Aktuelleres Beispiel? In Myanmar unterdrückt eine radikale buddhistischen Mehrheit eine muslimische Minderheit. Buddhistische Mönche treiben einen "schleichenden Völkermord" voran. Buddhisten! Die entspannteste Wellness-Religion westlicher Frustesser. Fürchten wir uns jetzt vor dem Dalai Lama? Natürlich nicht! Wir beobachten und denken wie es sich für Menschen gehört: Der Dalai Lama kommt aus Tibet. Anderer Buddhismus. Er ist ein netter Kerl, will sogar seinen eigenen Monarchismus beenden. Er hat nur das Pech, dass ihn die gewaltige Nuklear-Diktatur China nicht mag. Die "Volksrepublik" ist übrigens offiziell atheistisch. Deshalb betet man dort zu Mao (kein Scherz!).

Religionen wie Waffen

Sind alle Religionen böse? Nein, nur manchmal blöde. Und Staatsreligionen? Sehr böse. Denn die guten Ideen des Zarathustras, der jüdischen Gelehrten, Buddhas, Jesu, Mohammeds oder auch Gandhis wurden und werden von ihren eigenen durchgeknallten Anhänger_innen pervertiert (siehe Dokumtarfilm "Life of Brian"). Aus spirituellen Philosophien werden Bewegungen, die irgendwann so groß werden, dass sie nur noch durch Gewalt und Verdrängung anderer expandieren können (die Muslime kapierten das nur schneller als andere und machten aus allem einen "Präventionskrieg" - heute würde man sagen American Style).
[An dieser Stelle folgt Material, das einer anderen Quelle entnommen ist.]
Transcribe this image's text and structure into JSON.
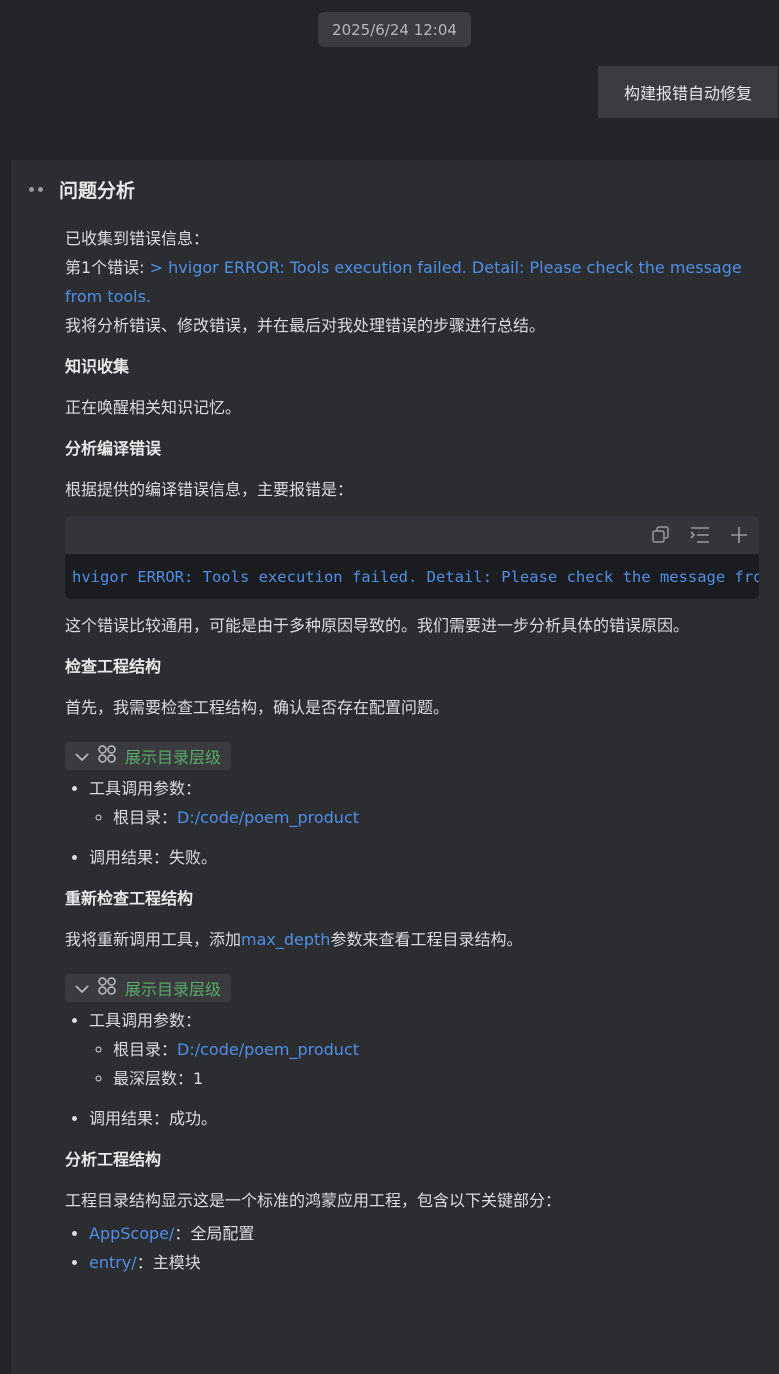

Oder Religionen arrangieren sich selbst mit der dreckigsten Politik. So wurde das Christentum einst zur römischen Staatsreligion. Davor war es noch verfolgte Sekte und wiederum davor, als Jesus noch lebte, eigentlich eine ganz nette neoplatonisch-frühsozialistische Weisheitslehre auf spiritueller Legitimationsgrundlage des damaligen Judentums.

Religion ist nicht vernunftsfähig

Trotz Säkularisierung sind Religionen übrig geblieben, werden von modernen Demokratien sogar geschützt. Das ist okay. Sobald aber ihre Anhänger_innen per Staatsreligionen über uns herrschen wollen, sind sie nicht mehr okay. Der Islam muss das nicht kapieren! Eine Religion hat keinen Verstand. Die Muslim_as müssen es kapieren, die Bewohner_innen islamdominierter Staaten. Manchmal auch jene buddhistischer (Myanmar) oder katholischer (Polen) Gesellschaften. Sie müssen als Menschen verstehen, die sie ohne Zweifel bleiben und sind.

Aufklärung und Säkularisierung machen für alle Menschen Sinn. Aber der Weg dorthin war auch in Europa und Nordamerika nicht leicht. Er wird zudem durch jene Bewegungen verdreht und zurück in die dunkle Vergangenheit geschickt, die behaupten, dieses Europa oder Nordamerika zu verteidigen. Als Waffen ihrer Rückwärtsbewegung wählen sie jedoch die selbe Unvernunft und Unmenschlichkeit, die sie ihren Feindbildern vorwerfen.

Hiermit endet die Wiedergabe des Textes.